Viperine sea snake
- Conservation status: Least Concern (IUCN 3.1)

Scientific classification
- Kingdom: Animalia
- Phylum: Chordata
- Class: Reptilia
- Order: Squamata
- Suborder: Serpentes
- Family: Elapidae
- Genus: Hydrophis
- Species: H. viperinus
- Binomial name: Hydrophis viperinus (Schmidt, 1852)
- Synonyms: Praescutata viperina (Schmidt, 1852) Thalassophina viperina (Schmidt, 1852)

= Hydrophis viperinus =

- Genus: Hydrophis
- Species: viperinus
- Authority: (Schmidt, 1852)
- Conservation status: LC
- Synonyms: Praescutata viperina (Schmidt, 1852) Thalassophina viperina (Schmidt, 1852)

Species of snake

Hydrophis viperinus, commonly known as the viperine sea snake, is a species of venomous sea snake in the family Elapidae (Hydrophiinae).

==Diagnostic characters==
Scales hexagonal, juxtaposed, in 27–34 rows on the neck, 37–50 at midbody; ventrals 226–274, anteriorly about half the width of the body, narrowing posterior to about twice the width of the adjacent scales, or slightly less; head shields entire, nostrils superior, nasal shields in contact with one another; prefrontals longer than broad, not in contact with upper labials; 1, rarely 2, pre- and 1–2 postoculars; 7-9 upper labials, 3–5 bordering eye (sometimes only 3–4 or 4–5); usually 1 anterior temporal, occasionally 2 or 3; body color, more or less bicolored, gray above, white below, the two usually clearly demarcated on the sides, often with 25–35 dark rhomboidal spots, rarely with dark bands.

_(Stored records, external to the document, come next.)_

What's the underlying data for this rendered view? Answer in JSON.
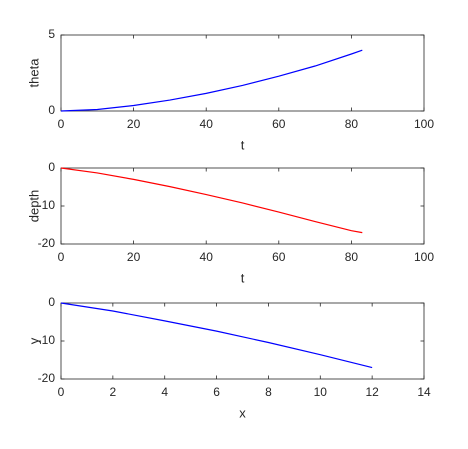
{
  "chart_data": [
    {
      "type": "line",
      "xlabel": "t",
      "ylabel": "theta",
      "x": [
        0,
        10,
        20,
        30,
        40,
        50,
        60,
        70,
        80,
        83
      ],
      "values": [
        0,
        0.1,
        0.36,
        0.72,
        1.16,
        1.68,
        2.29,
        2.96,
        3.75,
        4.0
      ],
      "color": "#0000ff",
      "xlim": [
        0,
        100
      ],
      "xticks": [
        0,
        20,
        40,
        60,
        80,
        100
      ],
      "ylim": [
        0,
        5
      ],
      "yticks": [
        0,
        5
      ]
    },
    {
      "type": "line",
      "xlabel": "t",
      "ylabel": "depth",
      "x": [
        0,
        10,
        20,
        30,
        40,
        50,
        60,
        70,
        80,
        83
      ],
      "values": [
        0,
        -1.3,
        -3,
        -4.9,
        -7,
        -9.2,
        -11.6,
        -14.1,
        -16.5,
        -17
      ],
      "color": "#ff0000",
      "xlim": [
        0,
        100
      ],
      "xticks": [
        0,
        20,
        40,
        60,
        80,
        100
      ],
      "ylim": [
        -20,
        0
      ],
      "yticks": [
        -20,
        -10,
        0
      ]
    },
    {
      "type": "line",
      "xlabel": "x",
      "ylabel": "y",
      "x": [
        0,
        2,
        4,
        6,
        8,
        10,
        12
      ],
      "values": [
        0,
        -2.1,
        -4.7,
        -7.4,
        -10.4,
        -13.6,
        -17
      ],
      "color": "#0000ff",
      "xlim": [
        0,
        14
      ],
      "xticks": [
        0,
        2,
        4,
        6,
        8,
        10,
        12,
        14
      ],
      "ylim": [
        -20,
        0
      ],
      "yticks": [
        -20,
        -10,
        0
      ]
    }
  ]
}
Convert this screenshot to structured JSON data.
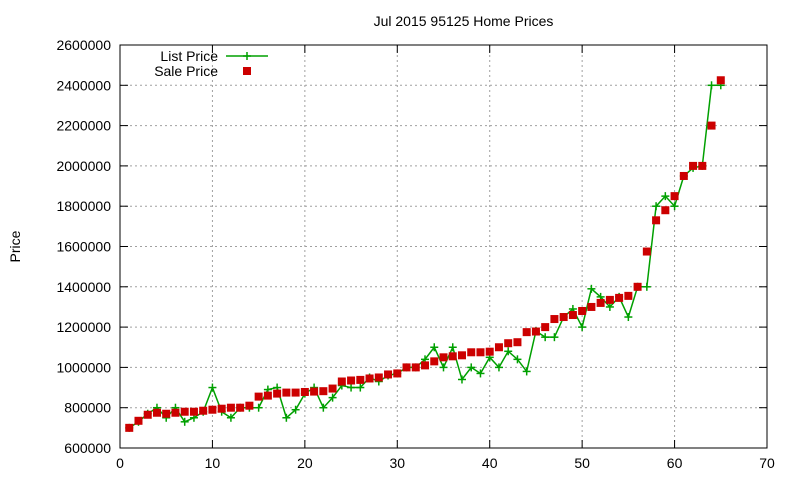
{
  "chart_data": {
    "type": "line",
    "title": "Jul 2015 95125 Home Prices",
    "xlabel": "",
    "ylabel": "Price",
    "xlim": [
      0,
      70
    ],
    "ylim": [
      600000,
      2600000
    ],
    "xticks": [
      "0",
      "10",
      "20",
      "30",
      "40",
      "50",
      "60",
      "70"
    ],
    "yticks": [
      "600000",
      "800000",
      "1000000",
      "1200000",
      "1400000",
      "1600000",
      "1800000",
      "2000000",
      "2200000",
      "2400000",
      "2600000"
    ],
    "grid": true,
    "legend_position": "top-left",
    "series": [
      {
        "name": "List Price",
        "style": "line+cross",
        "color": "#00a000",
        "x": [
          1,
          2,
          3,
          4,
          5,
          6,
          7,
          8,
          9,
          10,
          11,
          12,
          13,
          14,
          15,
          16,
          17,
          18,
          19,
          20,
          21,
          22,
          23,
          24,
          25,
          26,
          27,
          28,
          29,
          30,
          31,
          32,
          33,
          34,
          35,
          36,
          37,
          38,
          39,
          40,
          41,
          42,
          43,
          44,
          45,
          46,
          47,
          48,
          49,
          50,
          51,
          52,
          53,
          54,
          55,
          56,
          57,
          58,
          59,
          60,
          61,
          62,
          63,
          64,
          65
        ],
        "values": [
          700000,
          730000,
          770000,
          800000,
          750000,
          800000,
          730000,
          750000,
          780000,
          900000,
          780000,
          750000,
          800000,
          800000,
          800000,
          890000,
          900000,
          750000,
          790000,
          870000,
          900000,
          800000,
          850000,
          910000,
          900000,
          900000,
          950000,
          930000,
          960000,
          970000,
          1000000,
          1000000,
          1040000,
          1100000,
          1000000,
          1100000,
          940000,
          1000000,
          970000,
          1050000,
          1000000,
          1080000,
          1040000,
          980000,
          1180000,
          1150000,
          1150000,
          1250000,
          1290000,
          1200000,
          1390000,
          1350000,
          1300000,
          1350000,
          1250000,
          1400000,
          1400000,
          1800000,
          1850000,
          1800000,
          1950000,
          1990000,
          2000000,
          2400000,
          2400000
        ]
      },
      {
        "name": "Sale Price",
        "style": "square",
        "color": "#cc0000",
        "x": [
          1,
          2,
          3,
          4,
          5,
          6,
          7,
          8,
          9,
          10,
          11,
          12,
          13,
          14,
          15,
          16,
          17,
          18,
          19,
          20,
          21,
          22,
          23,
          24,
          25,
          26,
          27,
          28,
          29,
          30,
          31,
          32,
          33,
          34,
          35,
          36,
          37,
          38,
          39,
          40,
          41,
          42,
          43,
          44,
          45,
          46,
          47,
          48,
          49,
          50,
          51,
          52,
          53,
          54,
          55,
          56,
          57,
          58,
          59,
          60,
          61,
          62,
          63,
          64,
          65
        ],
        "values": [
          700000,
          735000,
          765000,
          775000,
          770000,
          775000,
          780000,
          780000,
          785000,
          790000,
          795000,
          800000,
          800000,
          810000,
          855000,
          860000,
          870000,
          875000,
          875000,
          878000,
          880000,
          882000,
          895000,
          930000,
          935000,
          938000,
          945000,
          950000,
          965000,
          970000,
          1000000,
          1000000,
          1010000,
          1030000,
          1050000,
          1055000,
          1060000,
          1075000,
          1075000,
          1078000,
          1100000,
          1120000,
          1125000,
          1175000,
          1178000,
          1200000,
          1240000,
          1250000,
          1260000,
          1280000,
          1300000,
          1320000,
          1335000,
          1345000,
          1355000,
          1400000,
          1575000,
          1730000,
          1780000,
          1850000,
          1950000,
          2000000,
          2000000,
          2200000,
          2425000
        ]
      }
    ]
  }
}
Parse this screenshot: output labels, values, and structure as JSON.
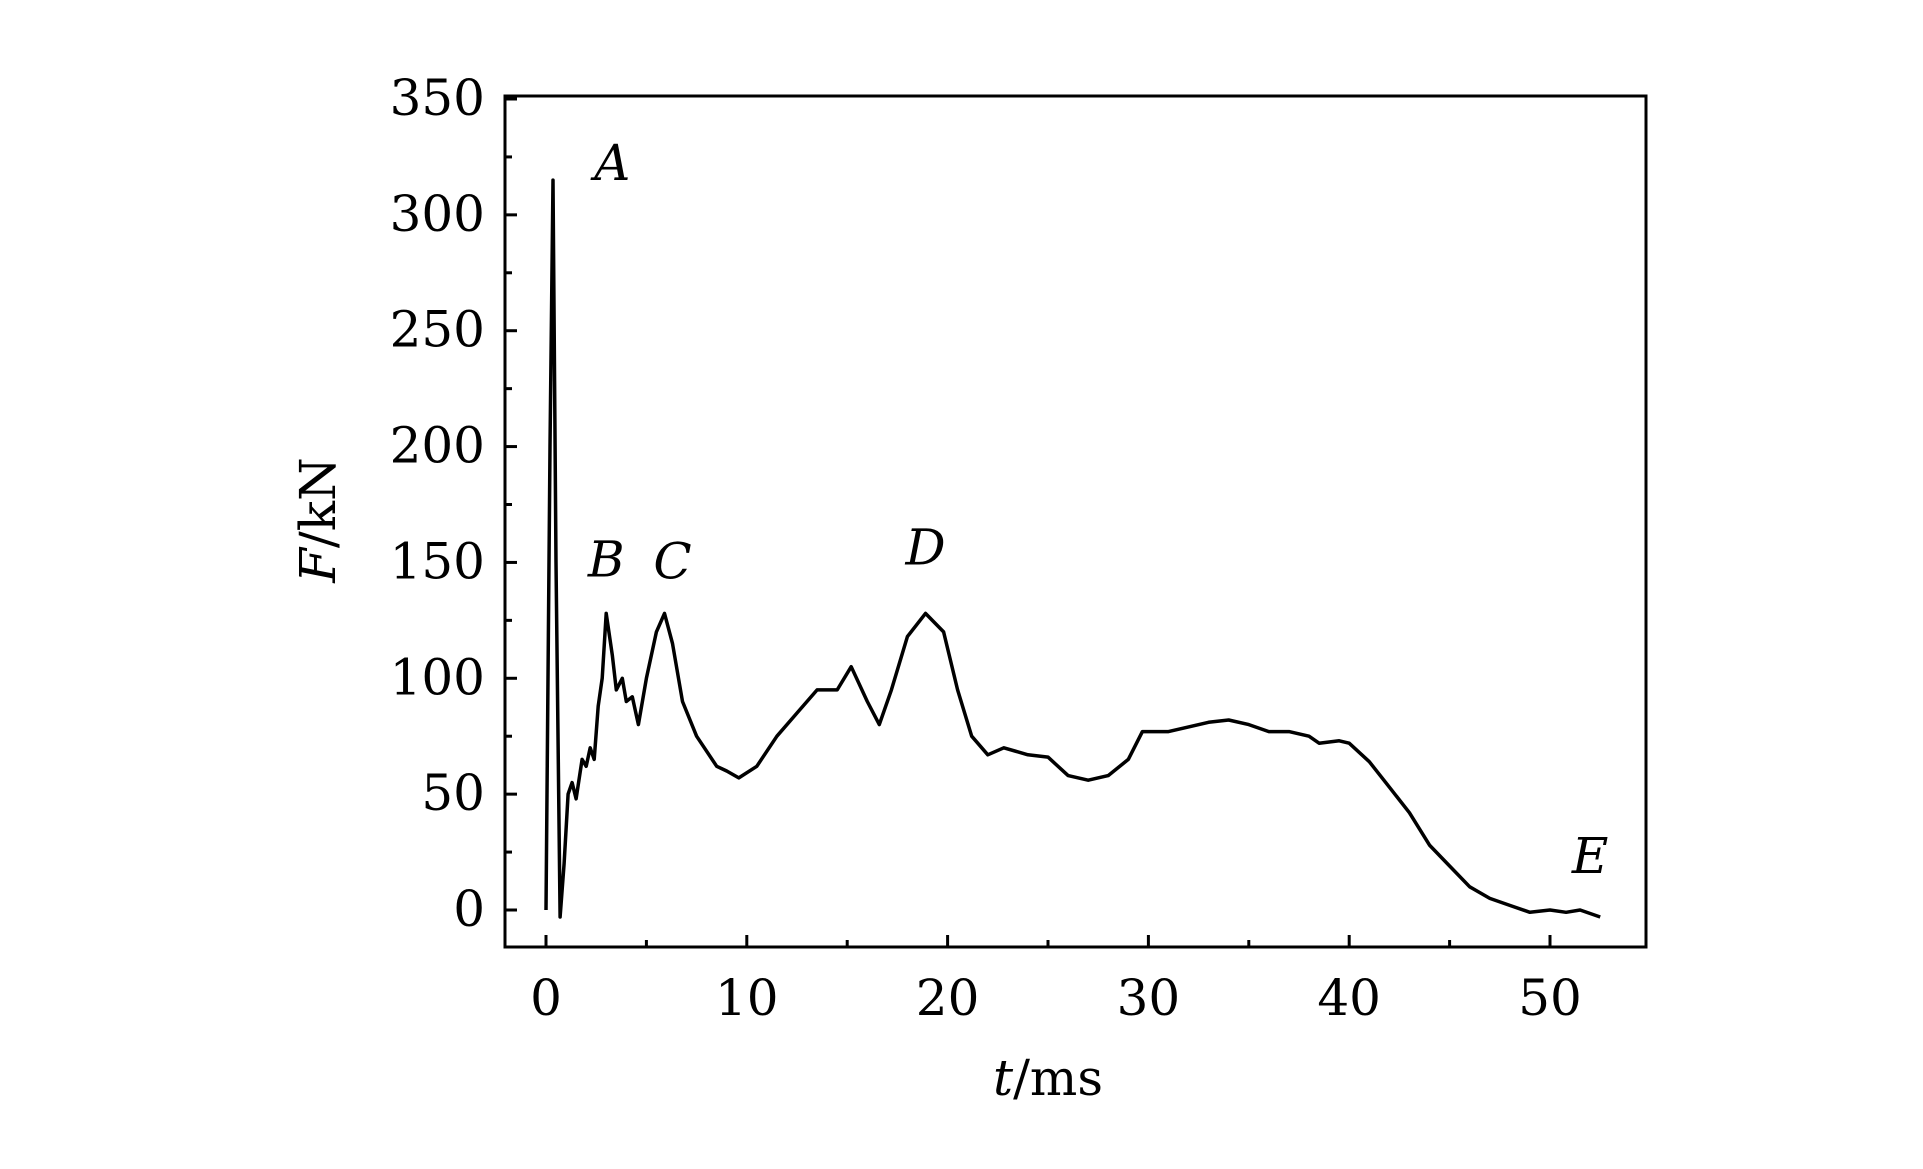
{
  "chart_data": {
    "type": "line",
    "title": "",
    "xlabel_var": "t",
    "xlabel_unit": "/ms",
    "ylabel_var": "F",
    "ylabel_unit": "/kN",
    "xlim": [
      -2,
      55
    ],
    "ylim": [
      -15,
      350
    ],
    "xticks": [
      0,
      10,
      20,
      30,
      40,
      50
    ],
    "yticks": [
      0,
      50,
      100,
      150,
      200,
      250,
      300,
      350
    ],
    "grid": false,
    "series": [
      {
        "name": "F",
        "color": "#000000",
        "x": [
          0,
          0.2,
          0.35,
          0.5,
          0.7,
          0.9,
          1.1,
          1.3,
          1.5,
          1.8,
          2.0,
          2.2,
          2.4,
          2.6,
          2.8,
          3.0,
          3.3,
          3.5,
          3.8,
          4.0,
          4.3,
          4.6,
          5.0,
          5.5,
          5.9,
          6.3,
          6.8,
          7.5,
          8.5,
          9.0,
          9.6,
          10.5,
          11.5,
          12.5,
          13.5,
          14.5,
          15.2,
          16.0,
          16.6,
          17.2,
          18.0,
          18.9,
          19.8,
          20.5,
          21.2,
          22.0,
          22.8,
          24.0,
          25.0,
          26.0,
          27.0,
          28.0,
          29.0,
          29.7,
          31.0,
          32.0,
          33.0,
          34.0,
          35.0,
          36.0,
          37.0,
          38.0,
          38.5,
          39.5,
          40.0,
          41.0,
          42.0,
          43.0,
          44.0,
          45.0,
          46.0,
          47.0,
          48.0,
          49.0,
          50.0,
          50.8,
          51.5,
          52.5
        ],
        "y": [
          0,
          200,
          315,
          150,
          -3,
          20,
          50,
          55,
          48,
          65,
          62,
          70,
          65,
          88,
          100,
          128,
          110,
          95,
          100,
          90,
          92,
          80,
          100,
          120,
          128,
          115,
          90,
          75,
          62,
          60,
          57,
          62,
          75,
          85,
          95,
          95,
          105,
          90,
          80,
          95,
          118,
          128,
          120,
          95,
          75,
          67,
          70,
          67,
          66,
          58,
          56,
          58,
          65,
          77,
          77,
          79,
          81,
          82,
          80,
          77,
          77,
          75,
          72,
          73,
          72,
          64,
          53,
          42,
          28,
          19,
          10,
          5,
          2,
          -1,
          0,
          -1,
          0,
          -3
        ]
      }
    ],
    "annotations": [
      {
        "text": "A",
        "x": 3.3,
        "y": 315
      },
      {
        "text": "B",
        "x": 3.0,
        "y": 144
      },
      {
        "text": "C",
        "x": 6.3,
        "y": 143
      },
      {
        "text": "D",
        "x": 18.9,
        "y": 149
      },
      {
        "text": "E",
        "x": 52.0,
        "y": 16
      }
    ]
  }
}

Total length: males 925 mm, females 820 mm; tail length: males 100 mm, females 80 mm

==Distribution==
Northern coasts of the Indian Ocean and western Pacific: from the Persian Gulf to around India to Indonesia and southern China. IUCN lists the following countries: Bahrain, Bangladesh, Cambodia, China, India (Andaman Is., Nicobar Is.), Indonesia, Iran Iraq, Japan, Kuwait, Malaysia, Myanmar, Oman, Pakistan, Philippines, Qatar, Saudi Arabia, Singapore, Sri Lanka, Taiwan, Thailand, United Arab Emirates, and Vietnam.